El intendente Pablo Javkin encabezó este lunes 25 el acto conmemorativo por el 216° aniversario de la Revolución de Mayo, oportunidad en la que vinculó el espíritu de la Revolución de Mayo con la autonomía rosarina; defendió las políticas de seguridad aplicadas en la ciudad y el trabajo entre los distintos niveles del Estado, y reclamó, una vez más, un modelo de país más federal.
Ante autoridades provinciales, municipales, representantes de instituciones y vecinos, el mandatario local reivindicó el espíritu revolucionario del 25 de Mayo como símbolo de libertad y autodeterminación, y trazó un paralelo con el proceso que llevó a Rosario a conquistar su autonomía. “El eco de la revolución de mayo resuena en la historia reciente de nuestra ciudad. En el año de su tricentenario, después de más de un siglo de reclamarla, Rosario consagró su autonomía”, sostuvo.
Y agregó: “Plena, inmediata y definitiva. Hoy, somos la Ciudad Autónoma de Rosario. Hoy, tenemos el derecho y la responsabilidad de construir nuestro propio destino, sin ataduras ni leyes dictadas en otras ciudades”.
El mandatario recordó que “llegamos hasta acá después de haber atravesado tiempos de desamparo y dolor”, y amplió: “Días aciagos, cuando las mafias quisieron arrebatarnos la tranquilidad de nuestra vida cotidiana. Fueron los años de la vergüenza, cuando desde afuera nos miraban con pena y cuando algunos, desde adentro, se hacían los distraídos porque pensaban que les convenía el caos para sacar unos votitos más”.

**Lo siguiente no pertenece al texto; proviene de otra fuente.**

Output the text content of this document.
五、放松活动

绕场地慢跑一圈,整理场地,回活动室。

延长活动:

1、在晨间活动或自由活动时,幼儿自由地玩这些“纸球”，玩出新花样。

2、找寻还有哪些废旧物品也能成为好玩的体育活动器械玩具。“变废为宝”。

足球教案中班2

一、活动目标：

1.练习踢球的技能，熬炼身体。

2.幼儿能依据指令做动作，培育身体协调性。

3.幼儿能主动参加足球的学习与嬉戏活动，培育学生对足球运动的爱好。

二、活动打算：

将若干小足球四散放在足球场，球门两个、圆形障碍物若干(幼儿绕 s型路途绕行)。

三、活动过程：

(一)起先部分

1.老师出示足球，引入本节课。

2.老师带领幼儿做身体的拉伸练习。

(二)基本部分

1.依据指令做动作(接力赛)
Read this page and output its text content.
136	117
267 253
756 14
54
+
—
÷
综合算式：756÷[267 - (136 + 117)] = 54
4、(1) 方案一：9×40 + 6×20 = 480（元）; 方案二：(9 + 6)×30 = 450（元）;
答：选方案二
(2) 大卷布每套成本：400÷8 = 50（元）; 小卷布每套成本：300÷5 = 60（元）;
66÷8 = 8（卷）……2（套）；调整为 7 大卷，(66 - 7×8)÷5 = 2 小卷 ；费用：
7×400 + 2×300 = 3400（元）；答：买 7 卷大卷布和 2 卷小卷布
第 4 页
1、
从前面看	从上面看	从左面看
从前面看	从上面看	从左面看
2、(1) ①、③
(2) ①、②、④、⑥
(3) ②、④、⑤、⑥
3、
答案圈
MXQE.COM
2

“Pero fuimos dignos hijos de esta tierra: no nos rendimos”, remarcó el jefe municipal, al tiempo que valoró el trabajo conjunto entre los distintos poderes y niveles del Estado: “Tomamos una decisión firme: dar batalla sin descanso contra la pus que nos invadía. No descansar hasta pacificar Rosario. Hasta que gane la gente buena”.
En ese marco, defendió las políticas de control territorial con mayor presencia policial, el endurecimiento de controles penitenciarios y, especialmente, la urbanización de barrios. “Cambiamos el terror por la valentía y la ley. Un plan invocando nuestra bandera, modificando leyes, urbanizando barrios y barriendo la corrupción de jueces indignos de su investidura”, señaló.
“Pacificar una ciudad es moverla”, destacó Javkin y afirmó que hoy Rosario volvió “a construir, crear y crecer”. Y apuntó: “No es casual que hoy, cuando Rosario se levantó y volvió a hacer obra, veamos a los mismos que se escondían cuando la cosa estaba brava, oponerse a la pujanza de la ciudad”.
“Quiero decirles que no nos van a parar. No van a llevarnos de nuevo a la quietud y al miedo. Ya no pueden lastimar a Rosario. Frenarnos sería abrirle otra vez la puerta a la inacción, que es lo que necesitan los violentos para salir de sus madrigueras. No se lo vamos a permitir. No van a detener ni la grandeza ni el progreso de Rosario”, resaltó el mandatario.
“Nadie sana yendo para atrás. Se sana yendo para adelante. Se sana haciendo obras en los barrios, llenando las plazas y los parques de familias, pasando tiempo con los abuelos, hablando con los chicos. Se sana no aflojando contra el delito, se sana con firmeza y nuevos instrumentos para ser más efectivos”, dijo Javkin, y afirmó: “Somos una ciudad de más de un millón de gente buena que eligió sanar, que todos los días elige ir hacia adelante”.
“Dijimos que íbamos a poner a Rosario bien arriba. Y hacia ahí vamos, con las manitos bien limpias y el corazón abierto, para que cuando nombren a Rosario lo hagan con admiración, cariño y sobre todo, con respeto. No vamos a aflojar”, completó el titular del Ejecutivo local.
Sobre el final de su discurso, el intendente retomó el tono federal del mensaje y reclamó un país “que apueste por producir, exportar y crecer”, además de cuestionar las decisiones tomadas “lejos de las realidades” de las ciudades y provincias del interior.
“Como aquel 25 frente al Cabildo, los ciudadanos nos juntamos y decimos bien fuerte que no habrá poder sobre la tierra que frene la voluntad de un pueblo de ser más grande, más bueno y más libre”, concluyó.